Please remember two of these are drafts and not all links are working and each page isn't complete with pictures.

Please give honest feedback. I truly appreciate you taking the time to help! I'm looking to provide independent feedback to the owner.

Mike

http://www.outbackgundogs.com/

http://www.dakotahuntingdog.com/outbackindex.htm

http://www.dakotahuntingdog.com/outbackframeindex.htm (for some reason the "frames" view show up on one of my computers. but not the other -- you should see three frames, the banner, links, and main pages)


----------



## nate_dogg (May 16, 2007)

Looking at all three of them, I think this one has the best flow and makes the most sense as far as links.

http://www.dakotahuntingdog.com/outbackindex.htm

I might try to make the inserts a lighter shade of blue so that it isn't quite so neon when it loads.


----------



## mdaniel (May 2, 2007)

Mike, as this link is better,outbackindex.htm, for a format reason.. To see some real good web sites that where built.
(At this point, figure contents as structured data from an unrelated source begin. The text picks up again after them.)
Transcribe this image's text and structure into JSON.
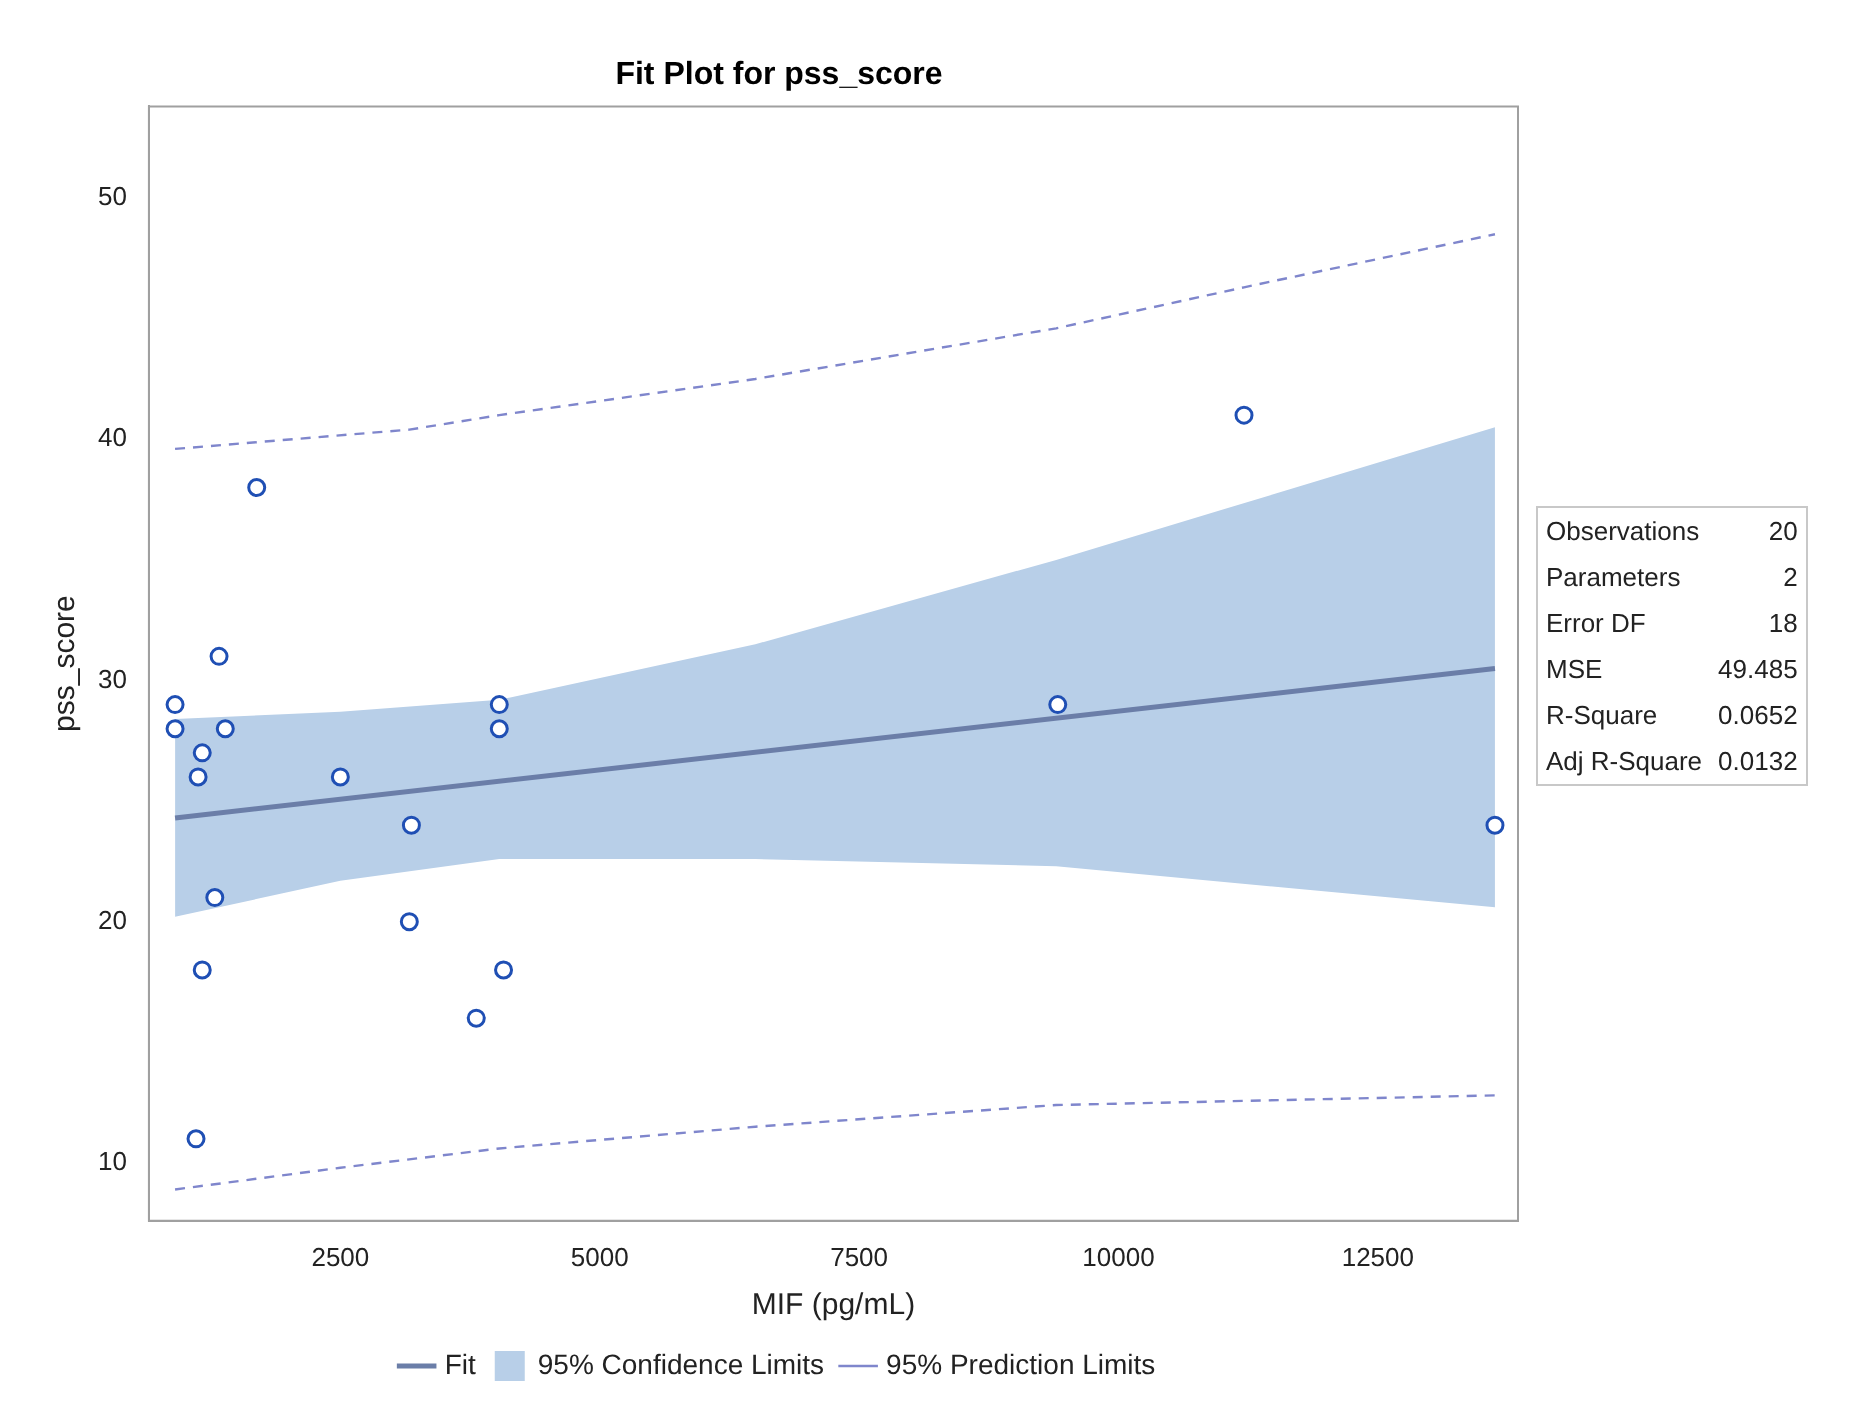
{
  "chart_data": {
    "type": "scatter",
    "title": "Fit Plot for pss_score",
    "xlabel": "MIF (pg/mL)",
    "ylabel": "pss_score",
    "xlim": [
      655,
      13851
    ],
    "xticks": [
      2500,
      5000,
      7500,
      10000,
      12500
    ],
    "ylim": [
      7.6,
      53.8
    ],
    "yticks": [
      10,
      20,
      30,
      40,
      50
    ],
    "grid": false,
    "legend": "bottom",
    "annotations": [
      "Observations 20",
      "Parameters 2",
      "Error DF 18",
      "MSE 49.485",
      "R-Square 0.0652",
      "Adj R-Square 0.0132"
    ],
    "series": [
      {
        "name": "Fit",
        "type": "line",
        "color": "#6b7ea8",
        "line_style": "solid",
        "marker": "none",
        "x": [
          907,
          13629
        ],
        "values": [
          24.3,
          30.5
        ]
      },
      {
        "name": "95% Confidence Limits",
        "type": "line",
        "color": "#b8cfe8",
        "marker": "none",
        "x": [
          907,
          2500,
          4032,
          6500,
          9400,
          13629
        ],
        "values": [
          null,
          null,
          null,
          null,
          null,
          null
        ],
        "lower": [
          20.2,
          21.7,
          22.6,
          22.6,
          22.3,
          20.6
        ],
        "upper": [
          28.4,
          28.7,
          29.2,
          31.5,
          35.0,
          40.5
        ]
      },
      {
        "name": "95% Prediction Limits",
        "type": "line",
        "color": "#7f86cc",
        "line_style": "dashed",
        "marker": "none",
        "x": [
          907,
          3165,
          4032,
          6500,
          9400,
          11210,
          13629
        ],
        "values": [
          39.6,
          40.4,
          41.0,
          42.5,
          44.6,
          46.3,
          48.5
        ]
      },
      {
        "type": "line",
        "color": "#7f86cc",
        "line_style": "dashed",
        "marker": "none",
        "x": [
          907,
          2500,
          4032,
          6500,
          9400,
          13629
        ],
        "values": [
          8.9,
          9.8,
          10.6,
          11.5,
          12.4,
          12.8
        ]
      },
      {
        "marker": "circle",
        "color": "#1f4fb4",
        "x": [
          907,
          907,
          1169,
          1129,
          1290,
          1331,
          1169,
          1109,
          1391,
          1694,
          2500,
          3185,
          3165,
          3810,
          4032,
          4032,
          4073,
          9415,
          11210,
          13629
        ],
        "values": [
          29,
          28,
          27,
          26,
          21,
          31,
          18,
          11,
          28,
          38,
          26,
          24,
          20,
          16,
          29,
          28,
          18,
          29,
          41,
          24
        ]
      }
    ]
  }
}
Go to oscommerce.com as I have built some myself and have found some great ways to format good web pages. The veiws on Web pages is that the first pages must not be to big where a person has to scroll down. Alot of web designers are using the OScommerce format. You have Great pictures, which is a great plus in a web site. I would make a tab for Sire, Dam or something like that.
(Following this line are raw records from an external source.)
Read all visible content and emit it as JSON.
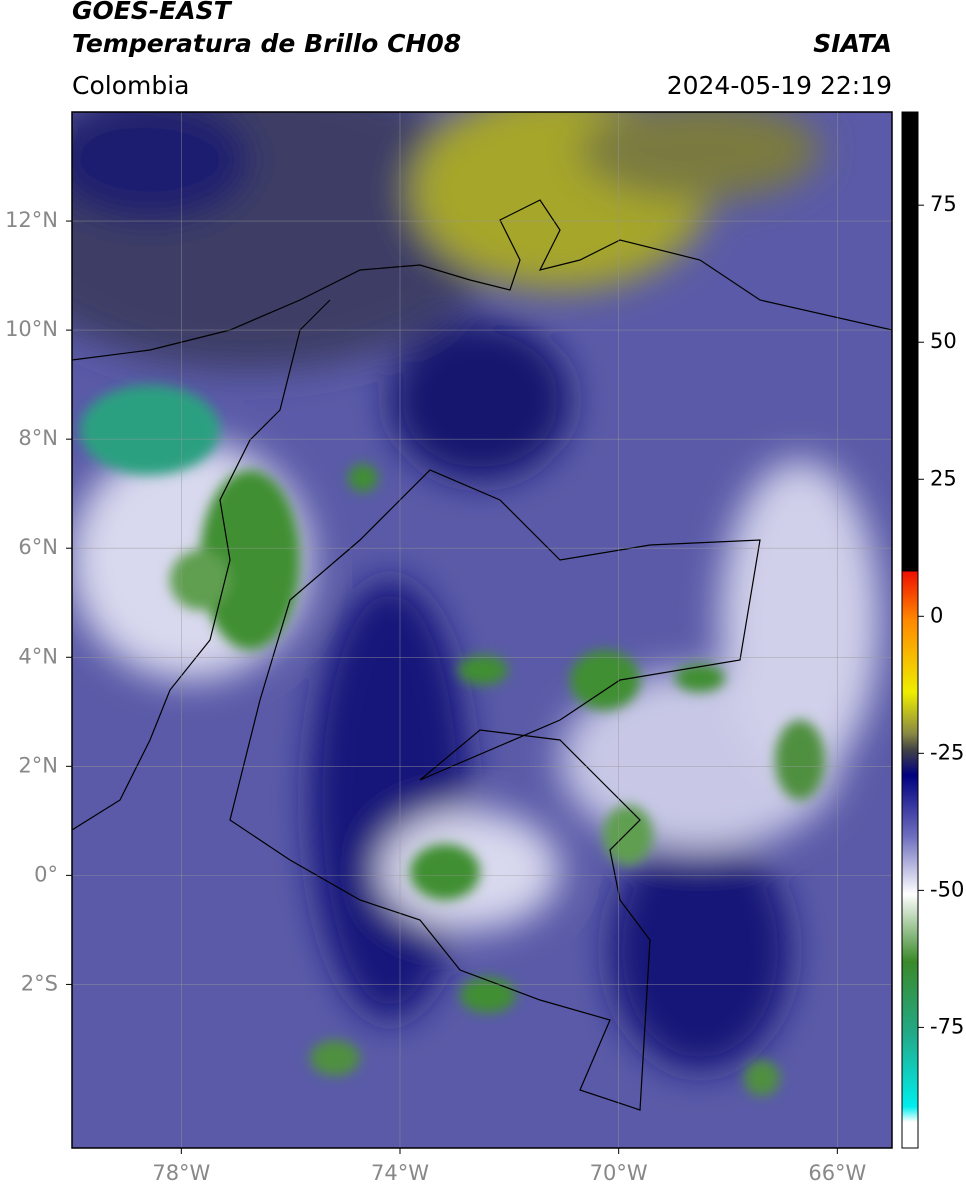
{
  "header": {
    "title": "GOES-EAST",
    "subtitle": "Temperatura de Brillo CH08",
    "source": "SIATA",
    "region": "Colombia",
    "timestamp": "2024-05-19 22:19"
  },
  "map": {
    "lonlim": [
      -80,
      -65
    ],
    "latlim": [
      -5,
      14
    ],
    "grid": true,
    "lonticks": [
      {
        "value": -78,
        "label": "78°W"
      },
      {
        "value": -74,
        "label": "74°W"
      },
      {
        "value": -70,
        "label": "70°W"
      },
      {
        "value": -66,
        "label": "66°W"
      }
    ],
    "latticks": [
      {
        "value": 12,
        "label": "12°N"
      },
      {
        "value": 10,
        "label": "10°N"
      },
      {
        "value": 8,
        "label": "8°N"
      },
      {
        "value": 6,
        "label": "6°N"
      },
      {
        "value": 4,
        "label": "4°N"
      },
      {
        "value": 2,
        "label": "2°N"
      },
      {
        "value": 0,
        "label": "0°"
      },
      {
        "value": -2,
        "label": "2°S"
      }
    ]
  },
  "colorbar": {
    "lim": [
      -97,
      92
    ],
    "ticks": [
      75,
      50,
      25,
      0,
      -25,
      -50,
      -75
    ]
  }
}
Os Commerce is free to join and is a free dowload. The shopping cart can be voided, and has lots of opions. I switched over to php files, and there are some great free editors, which I have on my other PC if you need them I'll look them up.

Dan


----------



## Greenhead88 (Apr 16, 2005)

i would pick #1


----------



## Dak (Feb 28, 2005)

MIke,

I think the current web site is poor at best. I got bored looking through that long line-up right off the bat. THe frames didn't show for me either (running firefox). I like the other version you worked up. Divided nicely so a guy can navigate pretty easily.


----------



## taddy1340 (Dec 10, 2004)

Thanks guys...

Mike


----------